Responsible editor: 
Pascal Hitzler

Submission type: 
Survey Article
Knowledge Graphs (KGs) are composed of structured information about a particular domain in the form of entities and relations. In addition to the structured information KGs help in facilitating interconnectivity and interoperability between different resources represented in the Linked Data Cloud. KGs have been used in a variety of applications such as entity linking, question answering, recommender systems, etc. However, KG applications suffer from high computational and storage costs. Hence, there arises the necessity for a representation able to map the high dimensional KGs into low dimensional spaces, i.e., embedding space, preserving structural as well as relational information. This paper conducts a survey of KG embedding models which not only consider the structured information contained in the form of entities and relations in a KG but also the unstructured information represented as literals such as text, numerical values, images, etc. Along with a theoretical analysis and comparison of the methods proposed so far for generating KG embeddings with literals, an empirical evaluation of the different methods under identical settings has been performed for the general task of link prediction.
Full PDF Version: 

Major Revision

Solicited Reviews:
Click to Expand/Collapse
Review #1
By Federico Bianchi submitted on 07/Feb/2020
Major Revision
Review Comment:

---- SUMMARY -----

This paper propose a survey on knowledge graph embedding approaches that also take into consideration the fact that KGs contain literals. The authors not only present a comprehensive summary of the approaches, but they also experiment some (i.e., those for which models are available) on different tasks; providing insightful results on the state-of-the-art of these approaches. The knowledge graph embedding topic is getting much attention lately. Despite some issues (that are not directly related to the content) and some questions that I have, I really like the paper and I think it might become a valuable contribution.

SWJ Guidelines:

(1) Suitability as introductory text, targeted at researchers, PhD students, or practitioners, to get started on the covered topic.

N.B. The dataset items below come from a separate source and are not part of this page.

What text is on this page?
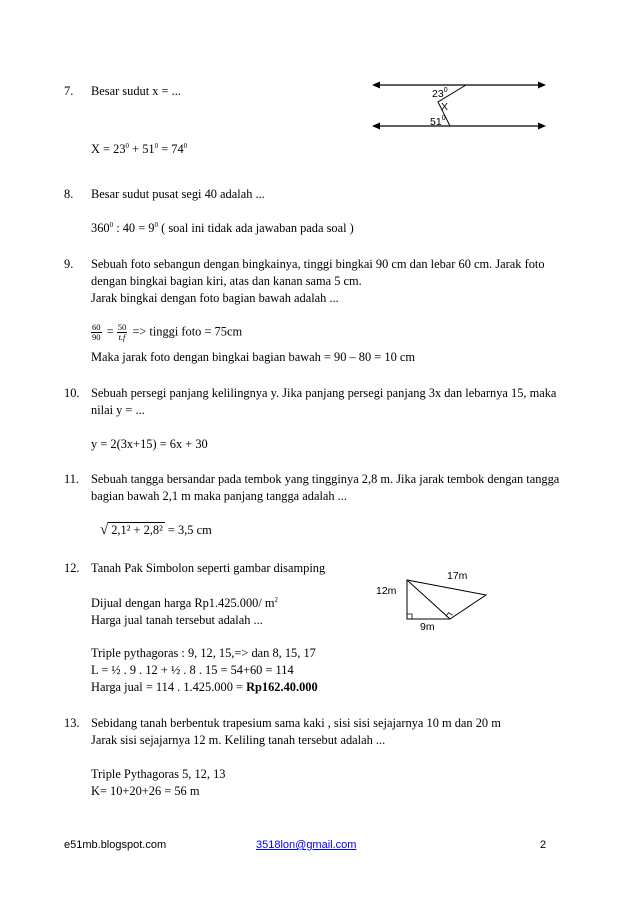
7. Besar sudut x = ...
$X = 23^0 + 51^0 = 74^0$
$23^0$
X
$51^0$
8. Besar sudut pusat segi 40 adalah ...
$360^0$ : $40 = 9^0$ ( soal ini tidak ada jawaban pada soal )
9. Sebuah foto sebangun dengan bingkainya, tinggi bingkai 90 cm dan lebar 60 cm. Jarak foto
dengan bingkai bagian kiri, atas dan kanan sama 5 cm.
Jarak bingkai dengan foto bagian bawah adalah ...
$\frac{60}{90} = \frac{50}{t.f}$ => tinggi foto = 75cm
Maka jarak foto dengan bingkai bagian bawah = 90 – 80 = 10 cm
10. Sebuah persegi panjang kelilingnya y. Jika panjang persegi panjang 3x dan lebarnya 15, maka
nilai y = ...
y = 2(3x+15) = 6x + 30
11. Sebuah tangga bersandar pada tembok yang tingginya 2,8 m. Jika jarak tembok dengan tangga
bagian bawah 2,1 m maka panjang tangga adalah ...
√ 2,1² + 2,8² = 3,5 cm
12. Tanah Pak Simbolon seperti gambar disamping
Dijual dengan harga Rp1.425.000/ $m^2$
Harga jual tanah tersebut adalah ...
12m
17m
9m
Triple pythagoras : 9, 12, 15,=> dan 8, 15, 17
L = ½ . 9 . 12 + ½ . 8 . 15 = 54+60 = 114
Harga jual = 114 . 1.425.000 = Rp162.40.000
13. Sebidang tanah berbentuk trapesium sama kaki , sisi sisi sejajarnya 10 m dan 20 m
Jarak sisi sejajarnya 12 m. Keliling tanah tersebut adalah ...
Triple Pythagoras 5, 12, 13
K= 10+20+26 = 56 m
e51mb.blogspot.com	3518lon@gmail.com	2
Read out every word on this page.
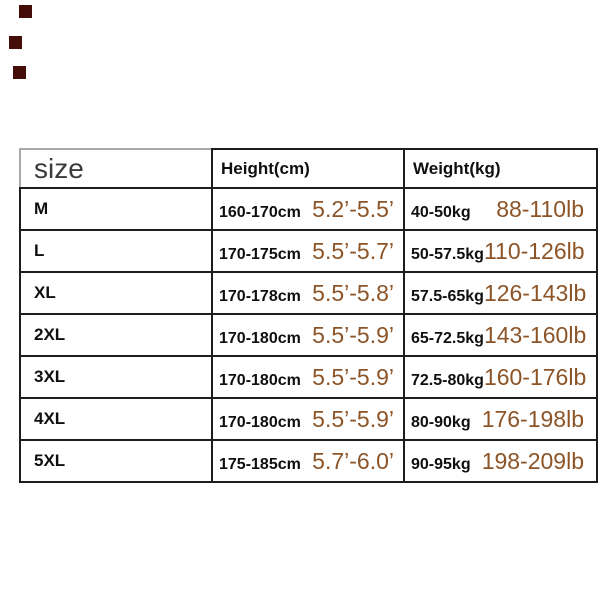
size	Height(cm)	Weight(kg)
M	160-170cm 5.2’-5.5’	40-50kg 88-110lb

L	170-175cm 5.5’-5.7’	50-57.5kg 110-126lb

XL	170-178cm 5.5’-5.8’	57.5-65kg 126-143lb

2XL	170-180cm 5.5’-5.9’	65-72.5kg 143-160lb

3XL	170-180cm 5.5’-5.9’	72.5-80kg 160-176lb

4XL	170-180cm 5.5’-5.9’	80-90kg 176-198lb

5XL	175-185cm 5.7’-6.0’	90-95kg 198-209lb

Answer: There are fixes to do and I have some questions. Also, I suggest the authors to add some details on standard knowledge graph embeddings to make their work more accessible to a broader audience.

(2) How comprehensive and how balanced is the presentation and coverage.

Answer: Good review of papers. With also some experimental evaluations.

(3) Readability and clarity of the presentation.

Answer: Well written in general, equations should be aligned to a common scheme.

(4) Importance of the covered material to the broader Semantic Web community.

Answer: Very important, literals are less considered in standard knowledge graph embedding approaches.

---- REVIEW -----

This paper reviews that state-of-the-art knowledge graph embeddings by giving a closer look to those approaches that treat literals. I like this paper and I think it is really a nice contribution. I like the summaries at the end of each section as I think they provide a nice way to recap each section.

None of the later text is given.